SCSI Specs & Comparisons - answers (long) (fwd)

Mike Bilow mikebw at bilow.bilow.uu.ids.net
Wed Feb 11 03:09:33 PST 1998



Martin Mokrejs wrote in a message to Mike Bilow:

 MM> SCSI-2 is a standard that offers two speed choices.  The 
 MM> default speed runs the bus clock at 5 Mhz.  The other, optional 
 MM> speed, runs the bus clock at 10 Mhz.

This is not correct.  The "default" speed is 3.3 Mo/s, which is the maximum
asynchronous operation speed.  If the devices so negotiate, they can operate
synchronously at 5 Mo/s.  Once synchronous operation has been agreed by the
devices, they may elect to operate "Fast" at 10 Mo/s or "Ultra" at 20 Mo/s. 
There is also a coming extension known as "Ultra2" at 40 Mo/s.

(The notation "o/s" is "operations per second.")

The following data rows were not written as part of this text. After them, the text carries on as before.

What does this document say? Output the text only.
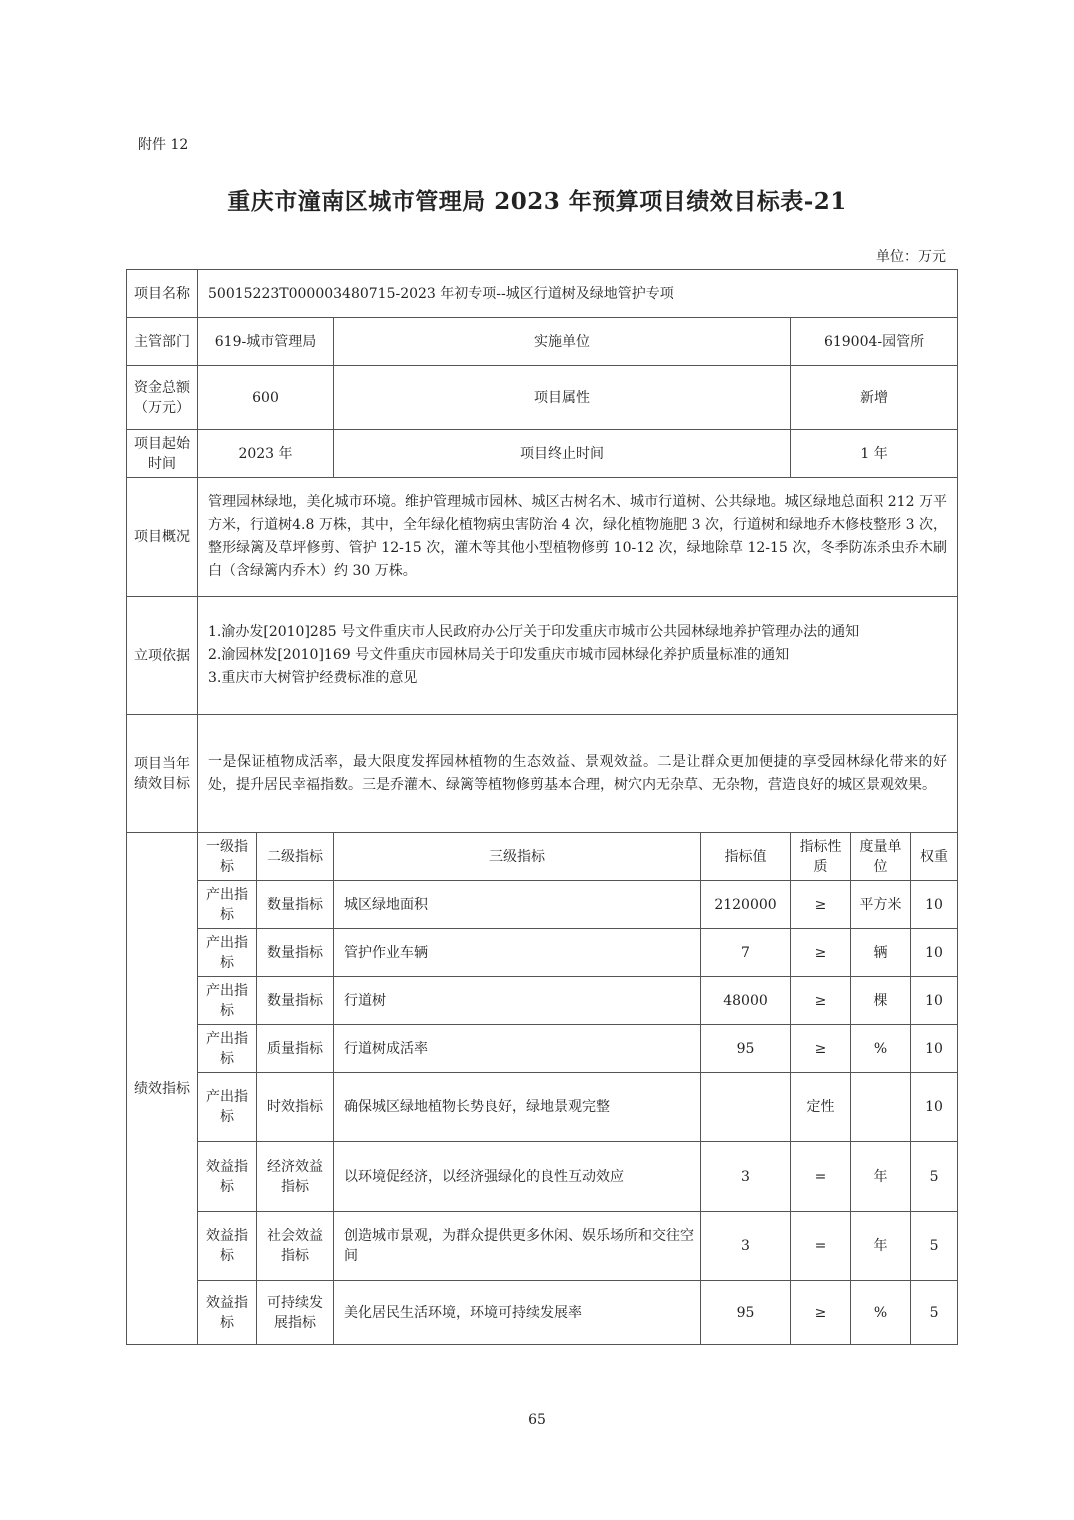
附件 12
重庆市潼南区城市管理局 2023 年预算项目绩效目标表-21
单位：万元
项目名称	50015223T000003480715-2023 年初专项--城区行道树及绿地管护专项						
主管部门	619-城市管理局		实施单位		619004-园管所		
资金总额（万元）	600		项目属性		新增		
项目起始时间	2023 年		项目终止时间		1 年		
项目概况	管理园林绿地，美化城市环境。维护管理城市园林、城区古树名木、城市行道树、公共绿地。城区绿地总面积 212 万平方米，行道树4.8 万株，其中，全年绿化植物病虫害防治 4 次，绿化植物施肥 3 次，行道树和绿地乔木修枝整形 3 次，整形绿篱及草坪修剪、管护 12-15 次，灌木等其他小型植物修剪 10-12 次，绿地除草 12-15 次，冬季防冻杀虫乔木刷白（含绿篱内乔木）约 30 万株。						
立项依据	1.渝办发[2010]285 号文件重庆市人民政府办公厅关于印发重庆市城市公共园林绿地养护管理办法的通知
2.渝园林发[2010]169 号文件重庆市园林局关于印发重庆市城市园林绿化养护质量标准的通知
3.重庆市大树管护经费标准的意见						

项目当年绩效目标	一是保证植物成活率，最大限度发挥园林植物的生态效益、景观效益。二是让群众更加便捷的享受园林绿化带来的好处，提升居民幸福指数。三是乔灌木、绿篱等植物修剪基本合理，树穴内无杂草、无杂物，营造良好的城区景观效果。						
绩效指标	一级指标	二级指标	三级指标	指标值	指标性质	度量单位	权重
	产出指标	数量指标	城区绿地面积	2120000	≥	平方米	10
	产出指标	数量指标	管护作业车辆	7	≥	辆	10
	产出指标	数量指标	行道树	48000	≥	棵	10
	产出指标	质量指标	行道树成活率	95	≥	%	10
	产出指标	时效指标	确保城区绿地植物长势良好，绿地景观完整		定性		10
	效益指标	经济效益指标	以环境促经济，以经济强绿化的良性互动效应	3	=	年	5
	效益指标	社会效益指标	创造城市景观，为群众提供更多休闲、娱乐场所和交往空间	3	=	年	5
	效益指标	可持续发展指标	美化居民生活环境，环境可持续发展率	95	≥	%	5
65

 MM> For any given data transfer, the device and host adapter (or 
 MM> two devices) will negociate for the speed they want to use.  
 MM> Cable length plays an important part what speeds are supported. 
 MM> The total cable length, including internal device cables for 
 MM> single-ended SCSI running "Fast" is 3 meters.  Hopefully 
 MM> devices will detect the signal degredation on longer busses and 
 MM> fall back to a safe speed.  If not, you can expect data 
 MM> corruption and errors.  Hopefully, the devices will detect the 
 MM> errors, but it is easy not to.

The devices have no effective way to measure cable length, nor do devices check
the cable length.  The negotiated speed is simply the slower of the two
devices, usually based on their firmware configuration.  If there are devices
which detect errors and slow their bus clocks, I have never seen them.  Some
devices will drop to asynchronous operation if there are errors, but then will
usually just enter a renegotiation phase and try to go synchronous again.

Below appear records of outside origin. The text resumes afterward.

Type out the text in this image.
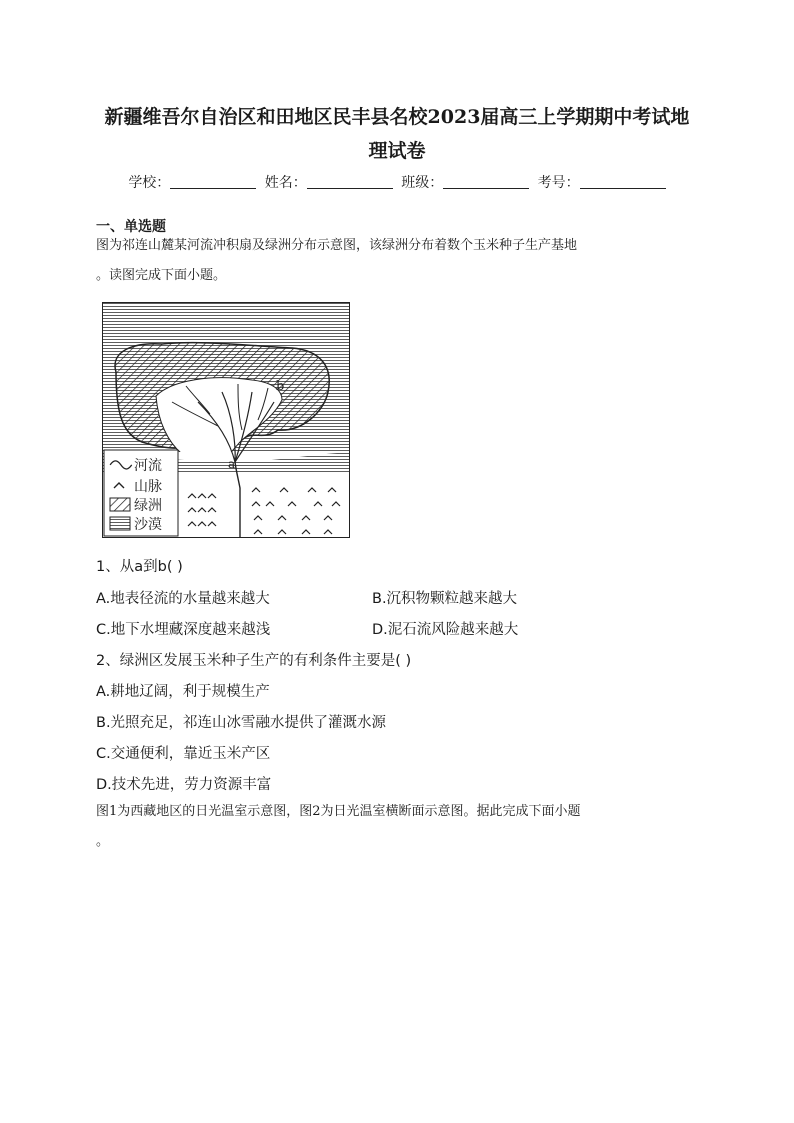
新疆维吾尔自治区和田地区民丰县名校2023届高三上学期期中考试地
理试卷
学校：	姓名：	班级：	考号：
一、单选题
图为祁连山麓某河流冲积扇及绿洲分布示意图，该绿洲分布着数个玉米种子生产基地
。读图完成下面小题。
a
b
河流
山脉
绿洲
沙漠
1、从a到b( )
A.地表径流的水量越来越大	B.沉积物颗粒越来越大
C.地下水埋藏深度越来越浅	D.泥石流风险越来越大
2、绿洲区发展玉米种子生产的有利条件主要是( )
A.耕地辽阔，利于规模生产
B.光照充足，祁连山冰雪融水提供了灌溉水源
C.交通便利，靠近玉米产区
D.技术先进，劳力资源丰富
图1为西藏地区的日光温室示意图，图2为日光温室横断面示意图。据此完成下面小题
。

 MM> "Ultra-Wide SCSI" refers to one of:

 MM> o  The Wide32 option of SCSI-2
 MM> o  Ultra-Fast transfers and the Wide16 option of SCSI-2

Devices which transfer 32 bits per operation are extremely rare.  Any "Wide"
devices likely to encountered by the readers of this list are almost certain to
be moving 16 bits (2 bytes) per operation.

Since a "Wide" device moves 2 bytes per operation, a "Fast Wide" device moves 2
B/o at 10 Mo/s for effective throughput of 20 MB/s, and an "Ultra Wide" device
moves 2 B/o at 20 Mo/s for effective throughput of 40 MB/s.

 MM> "Ultra" is the term given to what will be a feature of SCSI-3; 
 MM> 20 Mhz data transfers.  SCSI-3 isn't a standard yet, but as 
 MM> with SCSI-2 vendors are already starting to implement the most 
 MM> useful features.  In general application the maximum length of 
 MM> a single-ended bus running Ultra speeds is 1.5 meters.

Note that "Ultra" is as fast as it goes on single-ended connections, and that
"Ultra2" requires a low-voltage differential connection.  By "single-ended," we
mean that the logic signals are significant relative to ground.  Differential
signals are sent using two wires for each signal, and the relative voltage
between them defines the logic level.  In a differential system, one logic
state is expressed by driving one wire below ground and the other wire above
ground, and the opposite logic state is expressed by reversing them.  Noise
immunity is superior with differential signalling.